Transformation In Communication For The Blind: Louis Braille born 1809 January 4th

Louis Braille born on January 4, 1809, certainly wasn’t your average teenager. Blind from the age of four, he was only fifteen when in 1824 he invented a reading system that converted printed words into columns of raised dots. Through touch, Braille opened the world of books to the sightless, and almost two hundred years later, no one has ever improved upon his simple, brilliant idea.

Louis Brailles father, a harness-maker, ran a workshop. One day he tried to punch a hole in a piece of leather with his father’s awl. The tool slipped, piercing the child’s eye. In the weeks that followed an infection set in. Miraculously, in those days before antibiotics, Louis Braille survived the infection, but it left him totally blind.

Louis’s parents were convinced that their bright little boy was capable of much more, if only he were given a chance to learn. At last his parents learned of a school in Paris where blind boys could study and learn a trade.
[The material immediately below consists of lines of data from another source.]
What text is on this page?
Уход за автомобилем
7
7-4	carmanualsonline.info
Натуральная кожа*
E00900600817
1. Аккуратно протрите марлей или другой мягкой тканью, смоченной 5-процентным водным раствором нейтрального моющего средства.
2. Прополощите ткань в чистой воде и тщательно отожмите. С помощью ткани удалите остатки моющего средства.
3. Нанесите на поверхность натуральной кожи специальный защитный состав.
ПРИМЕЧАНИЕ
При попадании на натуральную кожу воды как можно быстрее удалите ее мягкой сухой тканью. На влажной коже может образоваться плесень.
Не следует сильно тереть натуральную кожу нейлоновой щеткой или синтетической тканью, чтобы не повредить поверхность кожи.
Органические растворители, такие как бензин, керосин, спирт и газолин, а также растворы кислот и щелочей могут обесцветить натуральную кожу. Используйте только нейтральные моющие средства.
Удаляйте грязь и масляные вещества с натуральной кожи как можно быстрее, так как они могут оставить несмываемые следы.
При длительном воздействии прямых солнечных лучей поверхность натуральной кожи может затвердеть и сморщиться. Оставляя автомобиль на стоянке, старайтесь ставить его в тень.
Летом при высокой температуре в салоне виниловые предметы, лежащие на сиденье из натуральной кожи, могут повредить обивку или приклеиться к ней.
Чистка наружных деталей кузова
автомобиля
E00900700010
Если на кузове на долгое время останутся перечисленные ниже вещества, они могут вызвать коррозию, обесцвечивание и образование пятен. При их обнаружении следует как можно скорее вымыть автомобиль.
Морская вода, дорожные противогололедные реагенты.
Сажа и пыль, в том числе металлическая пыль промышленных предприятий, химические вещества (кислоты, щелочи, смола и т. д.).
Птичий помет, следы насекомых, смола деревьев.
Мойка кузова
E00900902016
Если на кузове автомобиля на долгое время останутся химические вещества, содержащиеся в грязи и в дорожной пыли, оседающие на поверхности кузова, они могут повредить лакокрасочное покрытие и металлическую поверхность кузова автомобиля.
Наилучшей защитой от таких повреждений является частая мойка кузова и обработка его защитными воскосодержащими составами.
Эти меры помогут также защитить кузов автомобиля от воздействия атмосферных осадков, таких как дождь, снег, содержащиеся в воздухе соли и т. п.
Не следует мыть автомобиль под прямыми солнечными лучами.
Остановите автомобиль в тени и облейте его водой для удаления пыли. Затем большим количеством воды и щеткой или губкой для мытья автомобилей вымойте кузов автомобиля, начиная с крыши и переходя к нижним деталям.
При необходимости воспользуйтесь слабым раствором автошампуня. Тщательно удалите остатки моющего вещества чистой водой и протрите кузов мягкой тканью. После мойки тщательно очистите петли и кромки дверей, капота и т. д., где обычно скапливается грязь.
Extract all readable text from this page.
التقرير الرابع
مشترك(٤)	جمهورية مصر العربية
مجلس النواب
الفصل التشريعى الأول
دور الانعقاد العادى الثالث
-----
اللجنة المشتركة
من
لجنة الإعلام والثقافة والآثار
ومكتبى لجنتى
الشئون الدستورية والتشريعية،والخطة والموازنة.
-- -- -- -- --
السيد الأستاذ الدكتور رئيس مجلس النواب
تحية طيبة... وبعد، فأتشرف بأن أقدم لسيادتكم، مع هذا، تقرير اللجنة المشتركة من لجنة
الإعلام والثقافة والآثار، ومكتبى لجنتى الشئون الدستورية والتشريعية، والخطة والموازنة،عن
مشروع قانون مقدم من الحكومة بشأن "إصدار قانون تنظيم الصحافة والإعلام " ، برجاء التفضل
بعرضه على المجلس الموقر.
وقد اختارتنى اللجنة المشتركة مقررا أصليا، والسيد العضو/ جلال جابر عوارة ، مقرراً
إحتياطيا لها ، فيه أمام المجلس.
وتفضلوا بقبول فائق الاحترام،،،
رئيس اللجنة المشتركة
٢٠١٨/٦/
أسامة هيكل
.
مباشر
In 1821 an army captain named Charles Barbier approached the director of the school with an exciting new idea. Barbier had developed a system for reading by touch which he called “night writing.” He created the system as a means for soldiers to read messages in the dark, without alerting the enemy to their whereabouts by lighting a lantern. He suggested that his night writing might prove useful to the blind.

Eagerly the students at the Royal Institute experimented with Barbier’s system. Most of the boys lost interest in Barbier’s night writing, but twelve-year-old Louis thought it had possibilities. In every spare moment he worked to improve the code, sometimes staying up late at night although the morning bell sounded at six. He abandoned Barbier’s dashes and streamlined the system based on six dots in two vertical rows.
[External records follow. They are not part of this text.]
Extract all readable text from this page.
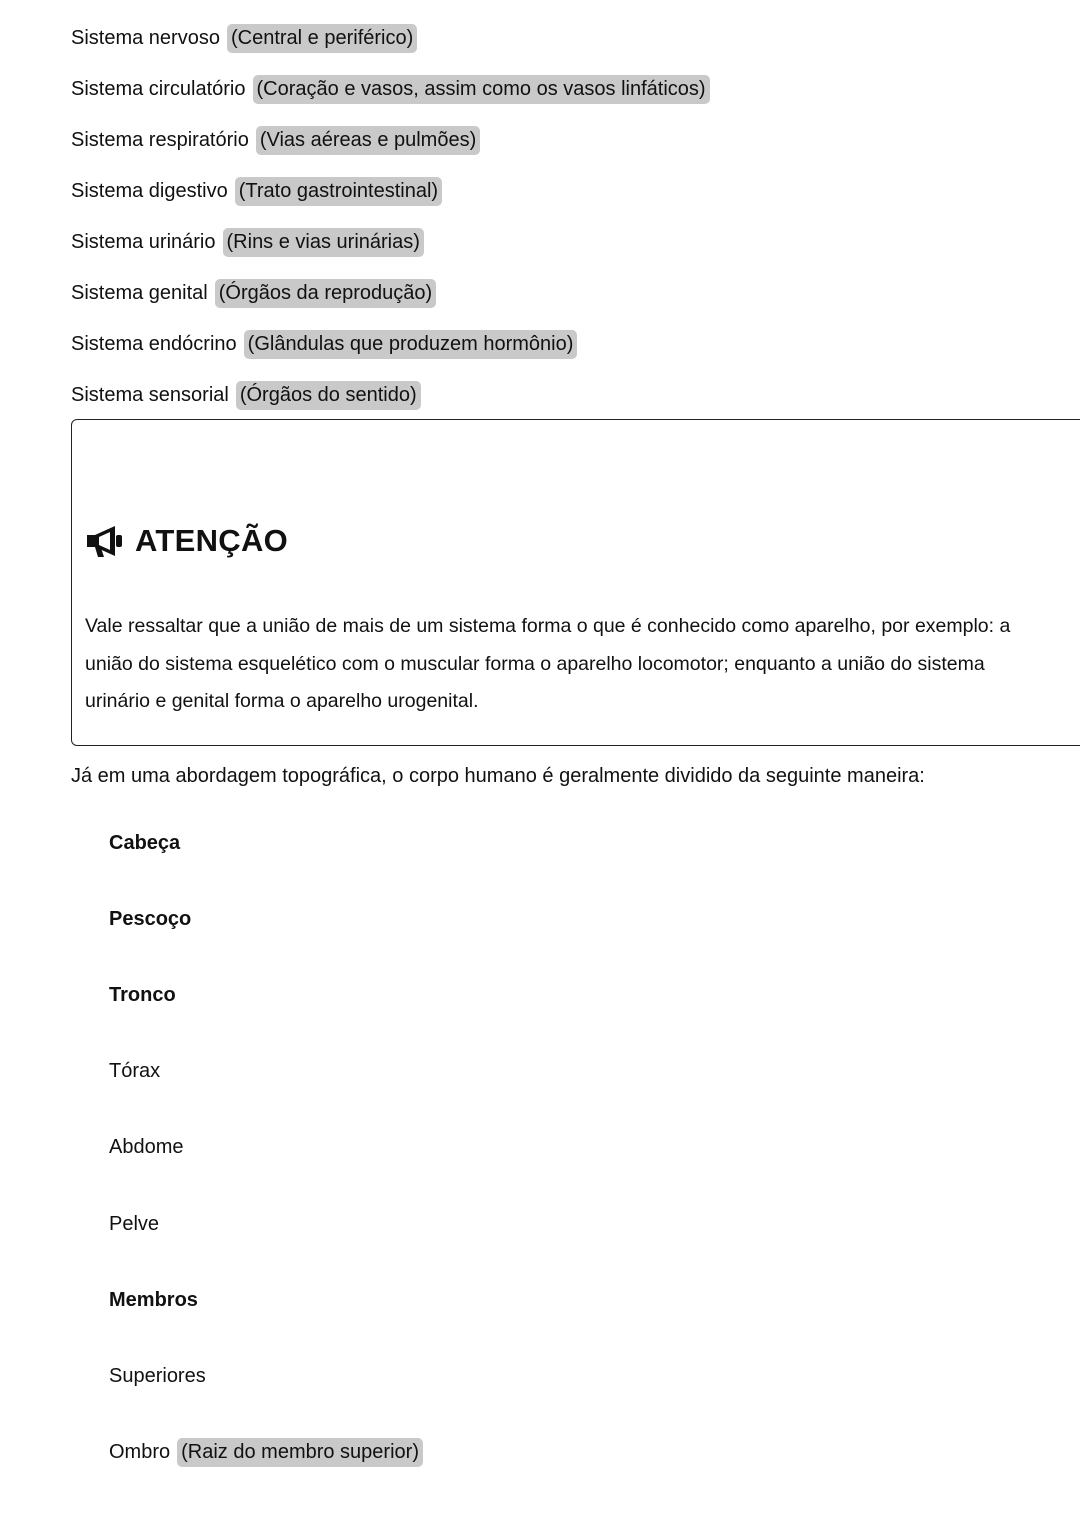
Sistema nervoso (Central e periférico)
Sistema circulatório (Coração e vasos, assim como os vasos linfáticos)
Sistema respiratório (Vias aéreas e pulmões)
Sistema digestivo (Trato gastrointestinal)
Sistema urinário (Rins e vias urinárias)
Sistema genital (Órgãos da reprodução)
Sistema endócrino (Glândulas que produzem hormônio)
Sistema sensorial (Órgãos do sentido)
ATENÇÃO
Vale ressaltar que a união de mais de um sistema forma o que é conhecido como aparelho, por exemplo: a união do sistema esquelético com o muscular forma o aparelho locomotor; enquanto a união do sistema urinário e genital forma o aparelho urogenital.
Já em uma abordagem topográfica, o corpo humano é geralmente dividido da seguinte maneira:
Cabeça
Pescoço
Tronco
Tórax
Abdome
Pelve
Membros
Superiores
Ombro (Raiz do membro superior)
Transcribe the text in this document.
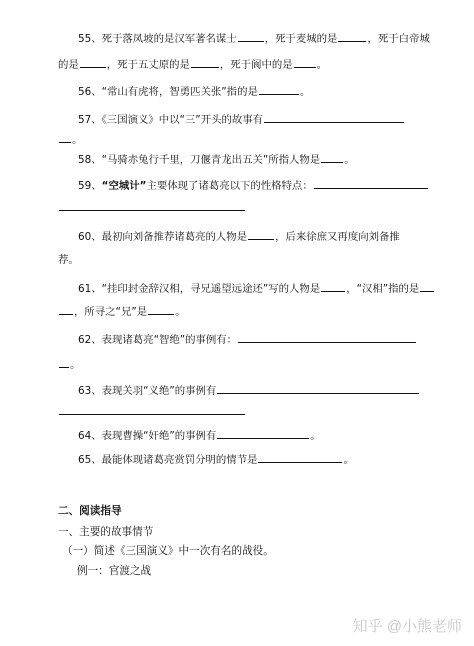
55、死于落凤坡的是汉军著名谋士	，死于麦城的是	，死于白帝城
的是	，死于五丈原的是	，死于阆中的是 。
56、“常山有虎将，智勇匹关张”指的是	。
57、《三国演义》中以“三”开头的故事有
。
58、“马骑赤兔行千里，刀偃青龙出五关”所指人物是 。
59、“空城计”主要体现了诸葛亮以下的性格特点：
60、最初向刘备推荐诸葛亮的人物是	，后来徐庶又再度向刘备推
荐。
61、“挂印封金辞汉相，寻兄遥望远途还”写的人物是	，“汉相”指的是
，所寻之“兄”是	。
62、表现诸葛亮“智绝”的事例有：
。
63、表现关羽“义绝”的事例有
64、表现曹操“奸绝”的事例有	。
65、最能体现诸葛亮赏罚分明的情节是	。
二、阅读指导
一、主要的故事情节
（一）简述《三国演义》中一次有名的战役。
例一：官渡之战
知乎 @小熊老师
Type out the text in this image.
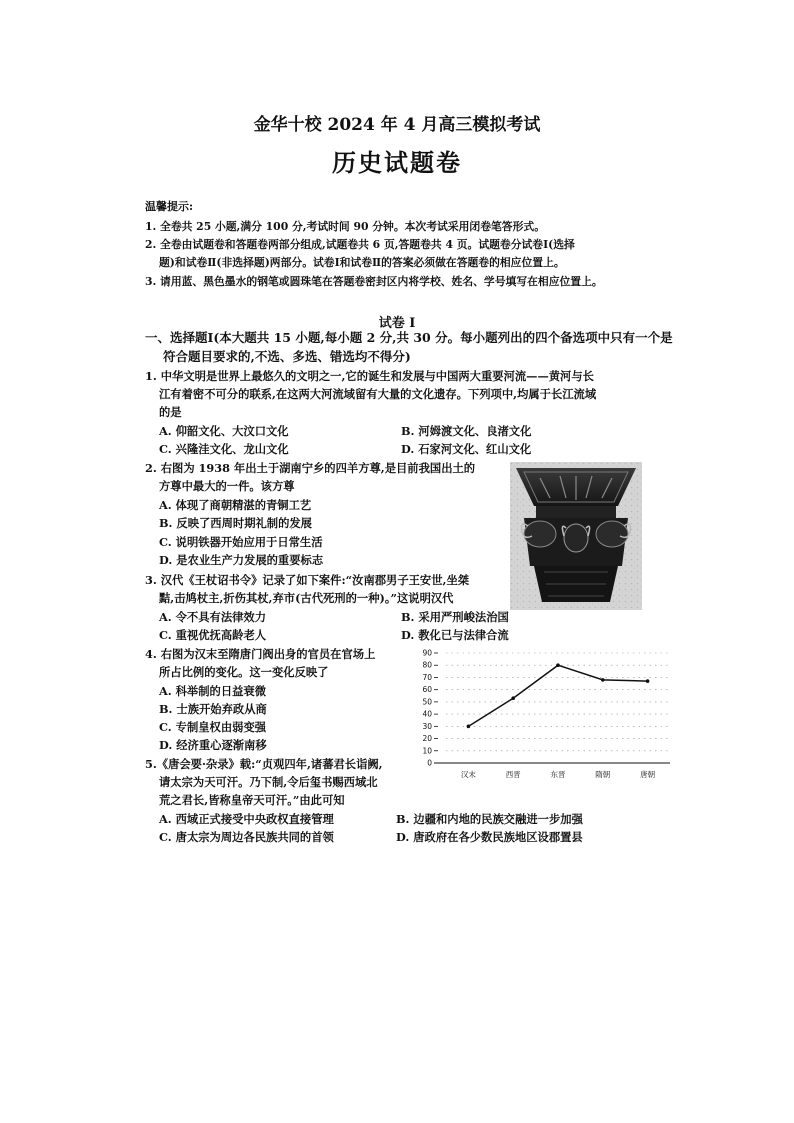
金华十校 2024 年 4 月高三模拟考试
历史试题卷
温馨提示:
1. 全卷共 25 小题,满分 100 分,考试时间 90 分钟。本次考试采用闭卷笔答形式。
2. 全卷由试题卷和答题卷两部分组成,试题卷共 6 页,答题卷共 4 页。试题卷分试卷Ⅰ(选择
题)和试卷Ⅱ(非选择题)两部分。试卷Ⅰ和试卷Ⅱ的答案必须做在答题卷的相应位置上。
3. 请用蓝、黑色墨水的钢笔或圆珠笔在答题卷密封区内将学校、姓名、学号填写在相应位置上。
试卷 I
一、选择题Ⅰ(本大题共 15 小题,每小题 2 分,共 30 分。每小题列出的四个备选项中只有一个是
符合题目要求的,不选、多选、错选均不得分)
1. 中华文明是世界上最悠久的文明之一,它的诞生和发展与中国两大重要河流——黄河与长
江有着密不可分的联系,在这两大河流域留有大量的文化遗存。下列项中,均属于长江流域
的是
A. 仰韶文化、大汶口文化	B. 河姆渡文化、良渚文化
C. 兴隆洼文化、龙山文化	D. 石家河文化、红山文化
2. 右图为 1938 年出土于湖南宁乡的四羊方尊,是目前我国出土的
方尊中最大的一件。该方尊
A. 体现了商朝精湛的青铜工艺
B. 反映了西周时期礼制的发展
C. 说明铁器开始应用于日常生活
D. 是农业生产力发展的重要标志
3. 汉代《王杖诏书令》记录了如下案件:“汝南郡男子王安世,坐桀
黠,击鸠杖主,折伤其杖,弃市(古代死刑的一种)。”这说明汉代
A. 令不具有法律效力	B. 采用严刑峻法治国
C. 重视优抚高龄老人	D. 教化已与法律合流
4. 右图为汉末至隋唐门阀出身的官员在官场上
所占比例的变化。这一变化反映了
A. 科举制的日益衰微
B. 士族开始弃政从商
C. 专制皇权由弱变强
D. 经济重心逐渐南移
0
10
20
30
40
50
60
70
80
90
汉末	西晋	东晋	隋朝	唐朝
5.《唐会要·杂录》载:“贞观四年,诸蕃君长诣阙,
请太宗为天可汗。乃下制,令后玺书赐西域北
荒之君长,皆称皇帝天可汗。”由此可知
A. 西域正式接受中央政权直接管理	B. 边疆和内地的民族交融进一步加强
C. 唐太宗为周边各民族共同的首领	D. 唐政府在各少数民族地区设郡置县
By the time he was fifteen, Louis Braille had perfected his writing system. The code which came to bear his name could be used for music and mathematics as well as text. It had symbols for capitalization and all of the punctuation marks. The students at the Royal Institute were enthusiastic about the Braille system, but some of the teachers regarded it with suspicion. Braille looked nothing like print, and the sighted teachers were reluctant to learn it. The Braille system finally became the school’s standard reading mode in 1844.
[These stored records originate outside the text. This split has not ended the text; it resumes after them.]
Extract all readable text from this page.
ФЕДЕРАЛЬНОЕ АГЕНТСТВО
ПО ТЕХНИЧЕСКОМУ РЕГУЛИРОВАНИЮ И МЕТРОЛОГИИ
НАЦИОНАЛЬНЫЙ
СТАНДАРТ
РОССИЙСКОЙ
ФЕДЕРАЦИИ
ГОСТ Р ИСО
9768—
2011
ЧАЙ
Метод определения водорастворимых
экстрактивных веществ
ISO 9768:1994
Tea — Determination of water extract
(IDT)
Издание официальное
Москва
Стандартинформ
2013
Louis Braille was a gifted musician as well as a man of inventive genius. He studied piano and organ at the Institute, and in 1825 he took a paying job as organist in a Paris church. The following year he began to tutor younger blind students, and when he was nineteen he was appointed to serve as a full-time teacher at the Institute. He worked at the school for the rest of his life, teaching geography, French grammar, music, and mathematics. He room and board at the school in addition to a small salary.

For thousands of years, the ability of blind people to participate fully in social, political, and cultural life was limited by the lack of access to written or printed forms of information. Although the work of many others contributed to his accomplishment, Louis Braille’s invention of a tactile six-dot reading and writing system revolutionized the way blind people perceived and contributed to the world. Louis Braille, a prodigious blind boy who grew up to innovate a form of communication that transformed the world for those unable to see.